等到克雷顿公爵挤到百姓们面前,他才发现,大法院门前的广场上临时搭起了一座高台,上面跪着两名男子,一个身穿华服,一个破衣烂衫,正是格里兹和艾伦。
“艾伦,你所说的格里兹先生,是不是眼前这位尼基山男爵格里兹?”
“是他,我亲眼看见他杀害了多丽丝女士。”
“多丽丝女士,”阿尔芒假意翻阅那本厚厚的世系家谱,一下子找到了这个名字。
“她是理查七世女儿的后代,对吗?”
“是是是!”艾伦忙不迭点头,“格里兹和我是白岩岛的牧民,多丽丝女士平时会让我们帮她干些粗活。”
“格里兹欠下一大笔赌债,想偷多丽丝的钱还债。后来,听说有人花重金寻找理查七世的后代,他就杀了她,伪装成她的儿子,跟随一群人离开了。”
格里兹的尖头皮靴狠狠踹在艾伦的背上,死死掐住他的脖子。
“混蛋,你竟然敢污蔑一位血统高贵的男爵,法官大人,还不赶紧杀了他!”
艾伦一拳打在格里兹脸上:“呸!格里兹,你高贵?你跟我一起放牛的时候怎么不说自己高贵?现在装模作样起来!”
天!王都的吃瓜市民顿觉精彩极了,这情节跌宕的案情,这冲突不断的人物,比去大剧院还带劲!
这场血案还需要从那位一百多年前的君王理查七世说起。
他被流放到白岩岛之后,与自己的女仆秘密结婚,生下一个女儿丽莎。
丽莎的后代繁衍生息,只剩下六十多岁的多丽丝女士。多丽丝没有亲人,青年守寡,丈夫去世后离群索居,凭借丈夫和祖辈的遗产过日子。
在将近二百年前,私生子女确实有一定的继承权。
但当时的民众对理查七世极其不满,再加上新国王的顺水推舟,丽莎及其后代虽然上了王室家谱,却没有任何贵族头衔。

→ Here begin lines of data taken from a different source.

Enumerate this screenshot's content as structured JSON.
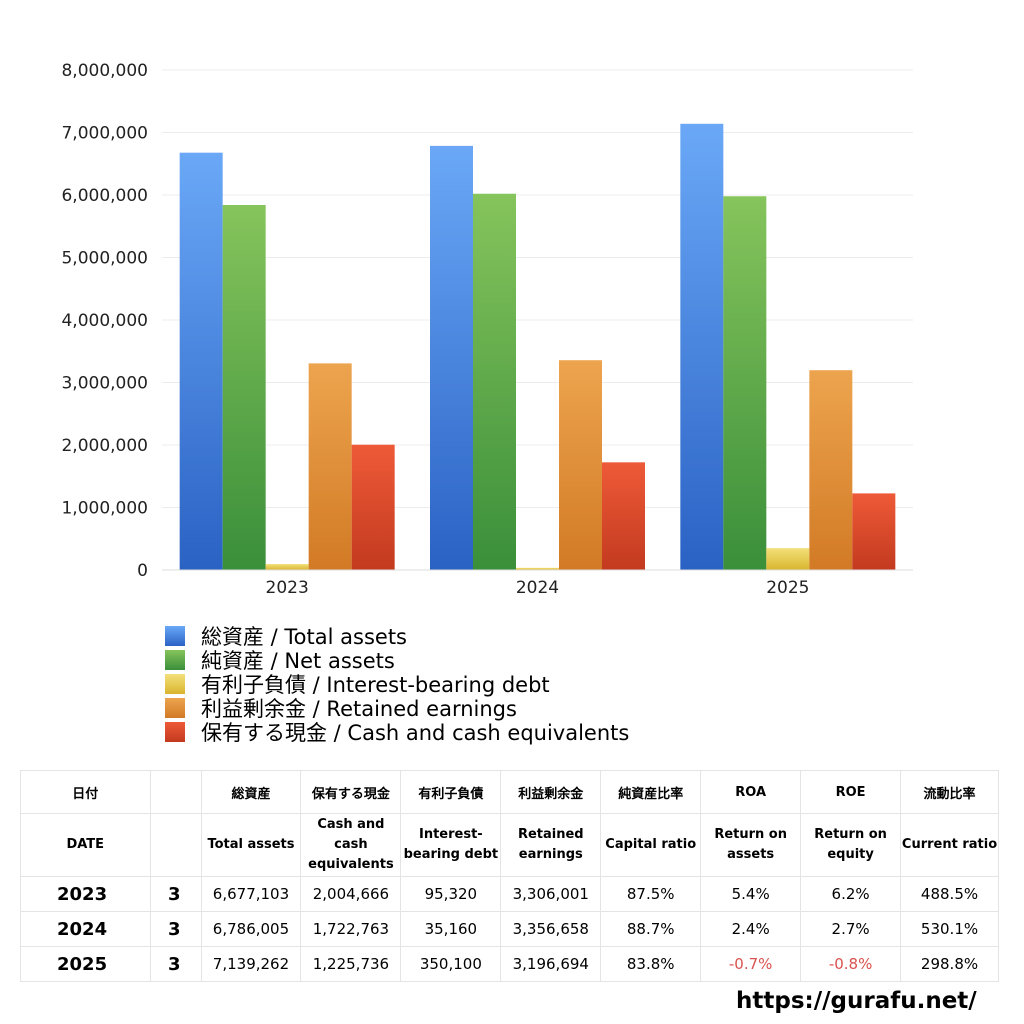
{
  "chart_data": {
    "type": "bar",
    "categories": [
      "2023",
      "2024",
      "2025"
    ],
    "ylim": [
      0,
      8000000
    ],
    "yticks": [
      "0",
      "1,000,000",
      "2,000,000",
      "3,000,000",
      "4,000,000",
      "5,000,000",
      "6,000,000",
      "7,000,000",
      "8,000,000"
    ],
    "ytick_values": [
      0,
      1000000,
      2000000,
      3000000,
      4000000,
      5000000,
      6000000,
      7000000,
      8000000
    ],
    "grid": true,
    "legend_position": "bottom",
    "series": [
      {
        "name": "総資産 / Total assets",
        "color_top": "#6aa8f7",
        "color_bottom": "#2a62c4",
        "values": [
          6677103,
          6786005,
          7139262
        ]
      },
      {
        "name": "純資産 / Net assets",
        "color_top": "#86c45c",
        "color_bottom": "#3a8f3a",
        "values": [
          5840000,
          6020000,
          5980000
        ]
      },
      {
        "name": "有利子負債 / Interest-bearing debt",
        "color_top": "#f3e07a",
        "color_bottom": "#d9b52f",
        "values": [
          95320,
          35160,
          350100
        ]
      },
      {
        "name": "利益剰余金 / Retained earnings",
        "color_top": "#eda44e",
        "color_bottom": "#d27a25",
        "values": [
          3306001,
          3356658,
          3196694
        ]
      },
      {
        "name": "保有する現金 /  Cash and cash equivalents",
        "color_top": "#ee5a38",
        "color_bottom": "#c33a1f",
        "values": [
          2004666,
          1722763,
          1225736
        ]
      }
    ]
  },
  "table": {
    "header_jp": [
      "日付",
      "",
      "総資産",
      "保有する現金",
      "有利子負債",
      "利益剰余金",
      "純資産比率",
      "ROA",
      "ROE",
      "流動比率"
    ],
    "header_en": [
      "DATE",
      "",
      "Total assets",
      "Cash and cash equivalents",
      "Interest-bearing debt",
      "Retained earnings",
      "Capital ratio",
      "Return on assets",
      "Return on equity",
      "Current ratio"
    ],
    "rows": [
      {
        "year": "2023",
        "month": "3",
        "total_assets": "6,677,103",
        "cash": "2,004,666",
        "debt": "95,320",
        "retained": "3,306,001",
        "capital_ratio": "87.5%",
        "roa": "5.4%",
        "roe": "6.2%",
        "current_ratio": "488.5%"
      },
      {
        "year": "2024",
        "month": "3",
        "total_assets": "6,786,005",
        "cash": "1,722,763",
        "debt": "35,160",
        "retained": "3,356,658",
        "capital_ratio": "88.7%",
        "roa": "2.4%",
        "roe": "2.7%",
        "current_ratio": "530.1%"
      },
      {
        "year": "2025",
        "month": "3",
        "total_assets": "7,139,262",
        "cash": "1,225,736",
        "debt": "350,100",
        "retained": "3,196,694",
        "capital_ratio": "83.8%",
        "roa": "-0.7%",
        "roe": "-0.8%",
        "current_ratio": "298.8%"
      }
    ],
    "negative_color": "#d9534f"
  },
  "footer": {
    "url": "https://gurafu.net/"
  }
}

多丽丝的生活极为低调,她甚至不愿让人知道自己有国王的血统,格里兹也是在一次盗窃时才发现了国王的印章和亲笔信。
当听到有人重金寻求理查七世的后代时,格里兹突然萌生了一个疯狂的计划。
杀了多丽丝,伪装成她的儿子,就能跟那群外乡人离开白岩过富贵日子。
他浅薄的大脑根本没考虑到,只要这群人向本地人打听一下多丽丝年轻时有没有生过孩子,自己假冒的身份就会被轻易拆穿。
也是他侥幸,外乡人并未深究,便带着他回到克雷顿公爵家的庄园,公爵告诉他是贵族后裔,是斯诺西亚王位惟一的男性继承人,给他华服,黄金,珠宝……
格里兹沉迷在富贵生活之中,不过,很快他就觉得无聊了。
贵族们不屑于跟新贵交往,他们蔑视的眼神让格里兹很难受。
于是,那天他向公爵提出请求,让他派人去接自己惟一的狐朋狗友艾伦,毕竟富贵了不能跟兄弟装一装,是最难受的一件事。
克雷顿当然知道格里兹并非国王后裔,但他不在乎。
难道那群白岩岛的贫民还能千里迢迢跑来王城指认格里兹吗?
可惜棋差一招。
阿尔芒手段了得,竟然不声不响亲自找到了艾伦,打听到了整件事的来龙去脉。
“臭小子格里兹,你欠我三个银币的酒钱还没还,拿钱来!”
“这身漂亮衣裳值不少钱吧,扒下来还我的赌债!”
白岩岛上的居民作为证人,被阿尔芒请到现场,有公主的警告,阿尔芒并未伤害他们。
他们的到来让格里兹瞬间腿软,跪坐在审判台上。
随着格里兹被判死刑,男爵的爵位被剥夺,克雷顿明白,自己这一步棋输了。
他命车夫掉头回去,冷冷地握紧一串烧焦的念珠。
……
人群中,索菲亚和黛安身披大斗篷,静静看着格里兹的癫狂和覆灭。
“索菲,如果调查出格里兹的确有合法继承权,你该怎么办?”
黛安的问题和那天阿尔芒问她的问题一样,索菲亚毫不犹豫给出回答:“杀了他。”
对于政敌,当不流血的法律手段失效时,她手下的暴力机器就要见见血了。
“对,干得漂亮!”
索菲亚惊愕不已,抬头望着向来善良柔和的好友。